Assignment 2
BUSI 520: Python for Business Research
Jones Graduate School of Business
Rice University
- Basics of pandas series and dataframes
- Create a series from a list of integers.
- Extract values at specific indices from the series.
- Change the index of the series to alphabetical letters.
- Create a dataFrame from a dictionary of lists.
- Extract specific columns from the dataframe.
- Add a new column to the dataframe.
- Create a dataframe filled with random numbers.
- Basic dataFrame operations:
- Calculate the summary statistics for a fataframe column.
- Sort the dataframe based on a specific column.

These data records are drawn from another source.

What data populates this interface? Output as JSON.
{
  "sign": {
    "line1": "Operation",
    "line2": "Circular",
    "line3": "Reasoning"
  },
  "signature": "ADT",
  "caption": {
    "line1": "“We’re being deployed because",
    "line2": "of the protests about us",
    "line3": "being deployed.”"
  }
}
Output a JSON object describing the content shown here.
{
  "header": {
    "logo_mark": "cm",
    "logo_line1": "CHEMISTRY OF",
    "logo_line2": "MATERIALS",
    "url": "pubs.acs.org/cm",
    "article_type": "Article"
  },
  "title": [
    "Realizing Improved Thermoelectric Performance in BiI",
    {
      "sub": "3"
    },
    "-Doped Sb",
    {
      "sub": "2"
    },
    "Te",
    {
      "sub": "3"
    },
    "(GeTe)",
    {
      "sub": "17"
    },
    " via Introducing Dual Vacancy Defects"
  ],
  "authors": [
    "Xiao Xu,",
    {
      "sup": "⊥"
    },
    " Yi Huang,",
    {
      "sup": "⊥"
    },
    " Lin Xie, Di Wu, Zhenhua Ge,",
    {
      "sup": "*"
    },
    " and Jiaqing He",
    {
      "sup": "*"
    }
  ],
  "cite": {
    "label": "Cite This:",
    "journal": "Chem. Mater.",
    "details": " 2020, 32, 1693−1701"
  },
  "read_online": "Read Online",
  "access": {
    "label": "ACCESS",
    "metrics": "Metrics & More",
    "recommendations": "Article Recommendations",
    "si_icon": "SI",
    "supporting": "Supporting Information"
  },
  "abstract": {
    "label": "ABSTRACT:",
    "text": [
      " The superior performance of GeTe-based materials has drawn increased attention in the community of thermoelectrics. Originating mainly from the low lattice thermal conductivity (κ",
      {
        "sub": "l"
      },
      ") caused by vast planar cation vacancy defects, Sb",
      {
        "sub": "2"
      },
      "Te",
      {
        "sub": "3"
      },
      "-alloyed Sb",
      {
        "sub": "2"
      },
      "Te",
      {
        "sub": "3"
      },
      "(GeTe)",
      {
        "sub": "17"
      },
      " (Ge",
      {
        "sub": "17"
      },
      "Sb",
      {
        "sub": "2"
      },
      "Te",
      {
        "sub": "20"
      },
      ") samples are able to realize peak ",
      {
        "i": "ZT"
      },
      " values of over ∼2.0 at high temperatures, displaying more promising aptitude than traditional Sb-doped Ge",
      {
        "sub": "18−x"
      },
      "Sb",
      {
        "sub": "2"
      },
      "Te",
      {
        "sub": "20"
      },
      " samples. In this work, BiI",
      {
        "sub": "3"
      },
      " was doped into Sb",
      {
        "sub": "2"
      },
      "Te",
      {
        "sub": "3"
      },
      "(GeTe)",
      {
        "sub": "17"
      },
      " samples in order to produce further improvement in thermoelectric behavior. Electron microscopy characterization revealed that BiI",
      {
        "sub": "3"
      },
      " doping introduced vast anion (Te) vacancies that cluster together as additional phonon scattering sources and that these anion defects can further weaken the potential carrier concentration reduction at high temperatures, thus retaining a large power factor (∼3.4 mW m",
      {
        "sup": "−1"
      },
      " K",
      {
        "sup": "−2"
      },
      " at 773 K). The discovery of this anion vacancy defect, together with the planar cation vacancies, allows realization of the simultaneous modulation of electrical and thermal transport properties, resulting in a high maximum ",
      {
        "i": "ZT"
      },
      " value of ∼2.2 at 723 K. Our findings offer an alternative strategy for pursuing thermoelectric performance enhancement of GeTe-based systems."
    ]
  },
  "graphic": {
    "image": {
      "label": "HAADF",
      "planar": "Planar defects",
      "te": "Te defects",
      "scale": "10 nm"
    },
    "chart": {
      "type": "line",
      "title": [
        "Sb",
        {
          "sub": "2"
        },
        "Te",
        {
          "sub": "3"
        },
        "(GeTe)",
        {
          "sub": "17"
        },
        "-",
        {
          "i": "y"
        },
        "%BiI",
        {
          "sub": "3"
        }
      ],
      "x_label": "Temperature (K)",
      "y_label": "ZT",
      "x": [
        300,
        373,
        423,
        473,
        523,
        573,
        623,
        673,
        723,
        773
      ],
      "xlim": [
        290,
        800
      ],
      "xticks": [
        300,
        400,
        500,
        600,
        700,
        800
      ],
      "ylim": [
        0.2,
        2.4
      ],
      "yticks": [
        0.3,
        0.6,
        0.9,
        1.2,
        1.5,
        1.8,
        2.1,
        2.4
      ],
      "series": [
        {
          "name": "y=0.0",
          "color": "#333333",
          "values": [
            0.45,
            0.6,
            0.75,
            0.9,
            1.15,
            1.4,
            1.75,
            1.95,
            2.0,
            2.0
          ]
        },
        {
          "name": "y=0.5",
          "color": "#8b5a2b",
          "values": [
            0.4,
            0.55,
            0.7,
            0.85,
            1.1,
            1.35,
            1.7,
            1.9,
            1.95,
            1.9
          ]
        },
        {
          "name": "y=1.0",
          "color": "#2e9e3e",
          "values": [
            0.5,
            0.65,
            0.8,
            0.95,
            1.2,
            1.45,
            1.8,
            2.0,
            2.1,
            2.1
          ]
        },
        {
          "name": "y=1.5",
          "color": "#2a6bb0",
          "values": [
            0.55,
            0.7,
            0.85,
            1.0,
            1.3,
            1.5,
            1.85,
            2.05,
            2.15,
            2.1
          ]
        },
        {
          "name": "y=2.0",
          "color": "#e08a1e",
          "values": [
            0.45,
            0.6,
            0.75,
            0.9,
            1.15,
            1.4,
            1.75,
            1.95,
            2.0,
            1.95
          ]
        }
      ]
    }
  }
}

- Filter rows based on certain criteria.
- Replace specific values in a datadrame.
- Rename columns.
- Map values in a column to other values using a dictionary.
- Missing values:
- Find all missing values in a dataframe. b Fill missing values with zeros.
- Fill missing values in a column with the column’s mean value.
- Drop rows with missing data.
- Find duplicate rows.
- Drop all but the last row in each set of duplicate rows.
- Filtering and aggregation:
- Using the ‘tips’ dataset, filter the rows where the total bill is greater than $10.
- Create a new column in the ‘tips’ dataset called ‘bill_per_person’ which is the total bill divided by the size of the party.
- Group by the ‘day’ column and compute the average total bill for each day.
- WRDS: Create a dataset containing monthly CRSP returns and book-to-market ratios for 1970 through 2023. Use the Fama-French June 30 convention for book-to-market. Follow the Fama-French definitions for book equity and market equity (variable definitions are at French’s data library). You can use any resources for assistance except other people - for example, there might be advice at WRDS.